A National Portrait Gallery foi criticada por exibir uma videoinstalação acusando Sir Winston Churchill de matar de fome o povo da Índia.
Um vídeo de 40 minutos intitulado pela artista Helena Kammok Resiliência, afirma que Sir Winston usou a fome em massa “deliberada” como parte da Fome de Bengala de 1943.
O historiador e ex-administrador da galeria escreveu para “protestar nos termos mais fortes possíveis” contra a videoinstalação e afirmou que a acusação era “suja e vil”.
Andrew Roberts acusou a instituição de contar “mentiras descaradas” numa carta assinada por mais de 50 membros da Câmara dos Lordes, incluindo o neto de Sir Winston, Nicholas Soames, e Michael Hince, que foi administrador da National Portrait Gallery de 2017 a 2021.
Lord Roberts, autor Churchill: uma caminhada com o destino, afirmou que a fome em Bengala foi causada por um tufão em 16 de outubro de 1942 que não só destruiu a colheita de arroz, mas também as ligações rodoviárias e ferroviárias utilizadas para trazer alimentos para a região. Estima-se que 3 milhões de pessoas morreram na fome de Bengala.
Ele acrescentou que Sir Winston disse ao Gabinete de Guerra que “as fortes pressões da guerra mundial trouxeram condições de escassez para a Índia pela primeira vez em muitos anos, aproximando-se da fome real em alguns lugares. Tudo deve ser feito, até mesmo desviando navios urgentemente necessários para fins de guerra, para atender à escassez local”, e até pediu ao presidente Roosevelt e aos primeiros-ministros australianos que enviassem centenas de milhares de canadenses.
“Ele não teria feito isto se fosse o maníaco genocida que a Sra. Cammock descreveu no seu discurso financiado pelos contribuintes contra um dos nossos maiores heróis nacionais”, escreveu ele numa carta ao professor Shearer West, presidente interino do conselho de administração.
O Projecto Churchill, lançado pelo privado Hillsdale Christian College no Michigan para preservar e promover o legado de Sir Winston, também disse que a Fome de Bengala foi aproveitada pelos revisionistas nos últimos anos para atacar o líder do tempo de guerra. Os tempos.
Embora seja um dos primeiros-ministros mais respeitados da Grã-Bretanha, Sir Winston foi criticado pelas suas políticas durante a Fome de Bengala, bem como pelos seus comentários sobre raça e império.
Em 2019, investigadores na Índia e nos Estados Unidos concluíram que a causa da fome em Bengala foi “o fracasso político total durante a era britânica”.
Em um estudo publicado Cartas de Pesquisa Geofísicaeles usaram dados meteorológicos para modelar a quantidade de umidade do solo durante seis grandes fomes no subcontinente entre 1873 e 1943, e descobriram que a fome de Bengala foi a única na história moderna da Índia que não ocorreu como resultado de uma seca severa, mas como resultado da política.
Lord Roberts chamou a arte de Cammock de um “discurso ideologicamente motivado” que, de acordo com o seu estatuto e a estrutura acordada pelo Departamento de Cultura, Mídia e Esporte, estava “muito distante dos empreendimentos artísticos que a National Portrait Gallery está empenhada em promover”.

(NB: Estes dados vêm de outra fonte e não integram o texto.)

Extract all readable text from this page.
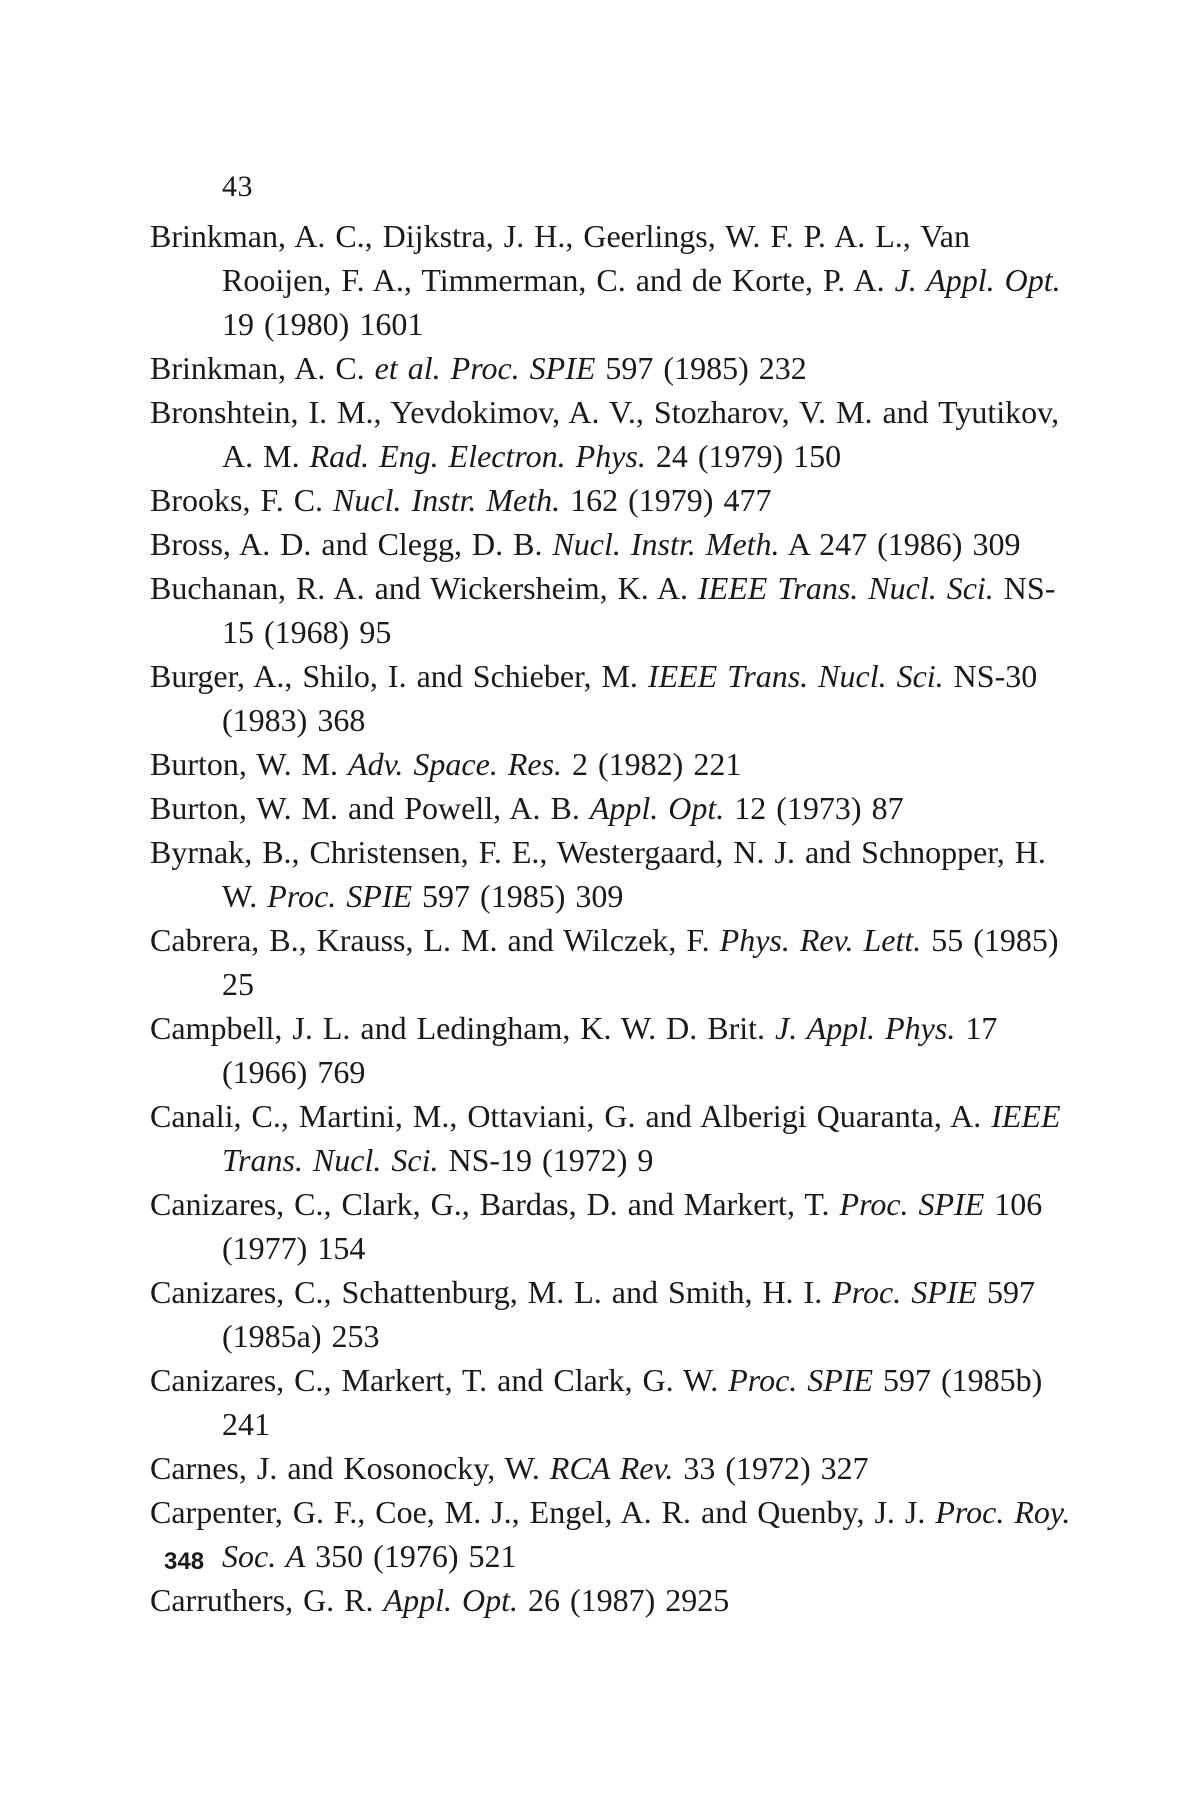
43
Brinkman, A. C., Dijkstra, J. H., Geerlings, W. F. P. A. L., Van Rooijen, F. A., Timmerman, C. and de Korte, P. A. J. Appl. Opt. 19 (1980) 1601
Brinkman, A. C. et al. Proc. SPIE 597 (1985) 232
Bronshtein, I. M., Yevdokimov, A. V., Stozharov, V. M. and Tyutikov, A. M. Rad. Eng. Electron. Phys. 24 (1979) 150
Brooks, F. C. Nucl. Instr. Meth. 162 (1979) 477
Bross, A. D. and Clegg, D. B. Nucl. Instr. Meth. A 247 (1986) 309
Buchanan, R. A. and Wickersheim, K. A. IEEE Trans. Nucl. Sci. NS-15 (1968) 95
Burger, A., Shilo, I. and Schieber, M. IEEE Trans. Nucl. Sci. NS-30 (1983) 368
Burton, W. M. Adv. Space. Res. 2 (1982) 221
Burton, W. M. and Powell, A. B. Appl. Opt. 12 (1973) 87
Byrnak, B., Christensen, F. E., Westergaard, N. J. and Schnopper, H. W. Proc. SPIE 597 (1985) 309
Cabrera, B., Krauss, L. M. and Wilczek, F. Phys. Rev. Lett. 55 (1985) 25
Campbell, J. L. and Ledingham, K. W. D. Brit. J. Appl. Phys. 17 (1966) 769
Canali, C., Martini, M., Ottaviani, G. and Alberigi Quaranta, A. IEEE Trans. Nucl. Sci. NS-19 (1972) 9
Canizares, C., Clark, G., Bardas, D. and Markert, T. Proc. SPIE 106 (1977) 154
Canizares, C., Schattenburg, M. L. and Smith, H. I. Proc. SPIE 597 (1985a) 253
Canizares, C., Markert, T. and Clark, G. W. Proc. SPIE 597 (1985b) 241
Carnes, J. and Kosonocky, W. RCA Rev. 33 (1972) 327
Carpenter, G. F., Coe, M. J., Engel, A. R. and Quenby, J. J. Proc. Roy. Soc. A 350 (1976) 521
Carruthers, G. R. Appl. Opt. 26 (1987) 2925
348
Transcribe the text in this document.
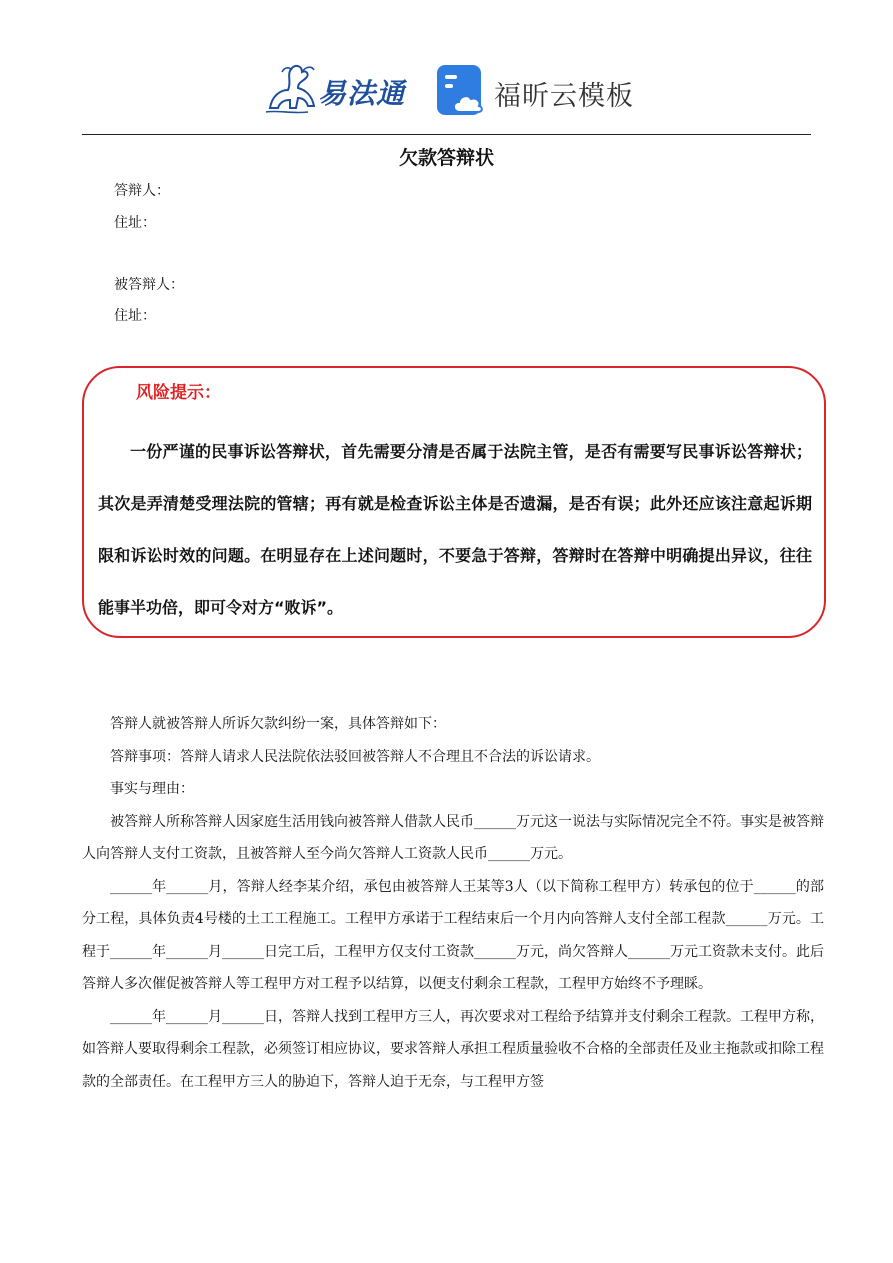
易法通	福昕云模板
欠款答辩状
答辩人：
住址：
被答辩人：
住址：
风险提示：
一份严谨的民事诉讼答辩状，首先需要分清是否属于法院主管，是否有需要写民事诉讼答辩状；其次是弄清楚受理法院的管辖；再有就是检查诉讼主体是否遗漏，是否有误；此外还应该注意起诉期限和诉讼时效的问题。在明显存在上述问题时，不要急于答辩，答辩时在答辩中明确提出异议，往往能事半功倍，即可令对方“败诉”。

答辩人就被答辩人所诉欠款纠纷一案，具体答辩如下：

答辩事项：答辩人请求人民法院依法驳回被答辩人不合理且不合法的诉讼请求。

事实与理由：

被答辩人所称答辩人因家庭生活用钱向被答辩人借款人民币______万元这一说法与实际情况完全不符。事实是被答辩人向答辩人支付工资款，且被答辩人至今尚欠答辩人工资款人民币______万元。

______年______月，答辩人经李某介绍，承包由被答辩人王某等3人（以下简称工程甲方）转承包的位于______的部分工程，具体负责4号楼的土工工程施工。工程甲方承诺于工程结束后一个月内向答辩人支付全部工程款______万元。工程于______年______月______日完工后，工程甲方仅支付工资款______万元，尚欠答辩人______万元工资款未支付。此后答辩人多次催促被答辩人等工程甲方对工程予以结算，以便支付剩余工程款，工程甲方始终不予理睬。

______年______月______日，答辩人找到工程甲方三人，再次要求对工程给予结算并支付剩余工程款。工程甲方称，如答辩人要取得剩余工程款，必须签订相应协议，要求答辩人承担工程质量验收不合格的全部责任及业主拖款或扣除工程款的全部责任。在工程甲方三人的胁迫下，答辩人迫于无奈，与工程甲方签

Um porta-voz da National Portrait Gallery disse que apoia a liberdade de expressão artística sem endossar todas as opiniões expressas pelos artistas em exposição.
“Na National Portrait Gallery, além das exposições da nossa coleção permanente, também oferecemos oportunidades para os artistas criarem obras de arte em resposta à nossa coleção”, afirmaram.
“Encomendado em 2023 e em exposição temporária na National Portrait Gallery desde setembro de 2025, este trabalho de Helen Cammock é criado e narrado pela artista e inclui suas reflexões pessoais sobre acontecimentos históricos e atuais. Apoiamos a liberdade de expressão artística, embora não necessariamente endossemos as opiniões expressas por qualquer artista apresentado na galeria.”
A Sra. Kammock foi contatada para comentar.